Dans un nouveau document de travail publié par le Laboratoire sur les inégalités mondiales, Demetrio Guzzardi, Elisa Palagi, Andrea Roventini et Alessandro Santoro (2022) ont combiné les données tirées des enquêtes, des registres fiscaux et des comptes nationaux pour reconstituer la répartition du revenu en Italie pour la période allant de 2004 à 2015. Ils ont notamment à mieux prendre en compte le biais dans la déclaration des revenus du patrimoine et l’évasion fiscale que n’a pu le faire la littérature existante.

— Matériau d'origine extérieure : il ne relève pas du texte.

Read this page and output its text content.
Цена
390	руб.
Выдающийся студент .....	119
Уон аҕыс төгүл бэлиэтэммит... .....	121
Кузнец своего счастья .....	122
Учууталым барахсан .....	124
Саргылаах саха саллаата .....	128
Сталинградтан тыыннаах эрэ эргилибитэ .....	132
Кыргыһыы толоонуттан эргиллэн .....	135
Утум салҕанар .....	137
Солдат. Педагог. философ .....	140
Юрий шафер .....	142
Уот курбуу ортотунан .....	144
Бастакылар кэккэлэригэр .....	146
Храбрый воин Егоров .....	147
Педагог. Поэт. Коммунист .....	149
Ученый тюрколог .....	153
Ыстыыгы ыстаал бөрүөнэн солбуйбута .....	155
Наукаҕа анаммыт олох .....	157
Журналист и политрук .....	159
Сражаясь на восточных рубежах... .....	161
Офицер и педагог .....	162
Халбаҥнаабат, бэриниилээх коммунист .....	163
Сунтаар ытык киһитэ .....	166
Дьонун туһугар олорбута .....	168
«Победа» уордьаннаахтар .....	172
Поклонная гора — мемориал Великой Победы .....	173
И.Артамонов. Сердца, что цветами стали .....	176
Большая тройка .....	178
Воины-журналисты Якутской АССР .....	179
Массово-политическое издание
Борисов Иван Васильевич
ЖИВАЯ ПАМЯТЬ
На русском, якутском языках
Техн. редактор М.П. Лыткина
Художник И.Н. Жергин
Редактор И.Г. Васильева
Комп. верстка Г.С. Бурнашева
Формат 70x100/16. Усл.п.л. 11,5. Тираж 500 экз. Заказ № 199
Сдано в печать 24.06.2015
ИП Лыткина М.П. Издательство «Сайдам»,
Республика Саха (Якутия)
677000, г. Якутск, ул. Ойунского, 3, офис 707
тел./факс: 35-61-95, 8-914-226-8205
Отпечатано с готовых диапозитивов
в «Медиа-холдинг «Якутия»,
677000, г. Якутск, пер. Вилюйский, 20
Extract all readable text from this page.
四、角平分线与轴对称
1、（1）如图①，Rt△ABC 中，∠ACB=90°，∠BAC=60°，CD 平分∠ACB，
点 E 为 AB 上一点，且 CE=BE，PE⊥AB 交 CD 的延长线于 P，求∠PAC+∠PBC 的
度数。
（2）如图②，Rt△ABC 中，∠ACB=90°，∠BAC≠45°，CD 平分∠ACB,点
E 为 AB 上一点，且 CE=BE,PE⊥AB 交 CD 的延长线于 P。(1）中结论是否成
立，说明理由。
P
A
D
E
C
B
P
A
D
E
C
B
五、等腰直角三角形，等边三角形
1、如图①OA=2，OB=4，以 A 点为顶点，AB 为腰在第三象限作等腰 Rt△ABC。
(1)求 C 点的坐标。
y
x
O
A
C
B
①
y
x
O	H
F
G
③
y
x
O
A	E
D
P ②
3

Cette dernière semble en définitive avoir sous-estimé la concentration de la répartition au sommet de la distribution. En effet, selon les estimations de Guzzardi et de ses coauteurs, les parts du revenu rémunérant les 10 %, 1 % et 0,1 % les mieux rémunérés sont supérieures de 2 à 3 points de pourcentage à ce que les précédentes études ont eu tendance à estimer. En 2015, les 10 %, les 1 % et les 0,1 % des Italiens les plus riches gagnaient respectivement 37,5 %, 12 % et 4 % du revenu national avant impôt. Ainsi, les parts de revenu rémunérant les plus hauts revenus sont plus élevées en Italie qu’en France, mais elles restent bien plus faibles qu’aux Etats-Unis (cf. graphiques 1 et 2).
En outre, alors que les précédents travaux ont suggéré que la concentration du revenu est restée relativement stable depuis le milieu des années 2000, Guzzardi et ses coauteurs observent que la part du revenu national rémunérant les 10 %, 1 % et 0,1 % les mieux rémunérés a eu tendance à régulièrement augmenter depuis 2008.
De plus, il apparaît que la chute du revenu réel par adulte a certes affecté l’ensemble des groupes de revenu dans la population, mais elle qu’elle n’a pas été uniforme selon d’autres variables sociodémographiques. En l’occurrence, elle a été relativement plus forte pour les jeunes : les personnes âgées de 18 à 25 ans et appartenant à la moitié inférieure de la répartition ont perdu environ 44 % de leur revenu en termes réels entre 2004 et 2015. Les inégalités de genre sont également significatives et particulièrement prononcées au sommet de la distribution : les femmes représentent moins de 10 % des 0,1 % les mieux rémunérés et elles ne gagnent en moyenne que la moitié du revenu gagné par les hommes. Les revenus sont en outre plus élevés au nord qu’au sud de l’Italie.
Le système fiscal peut difficilement contenir la hausse des inégalités de revenu qu'observent Guzzardi et ses coauteurs. En effet, la fiscalité italienne ne s’avère que légèrement progressive jusqu’au 95ème centile de la répartition du revenu ; elle est régressive pour les 5 % des ménages les mieux rémunérés. Quant à la fiscalité sur le patrimoine, elle apparaît quant à elle régressive sur l’ensemble de la répartition du patrimoine.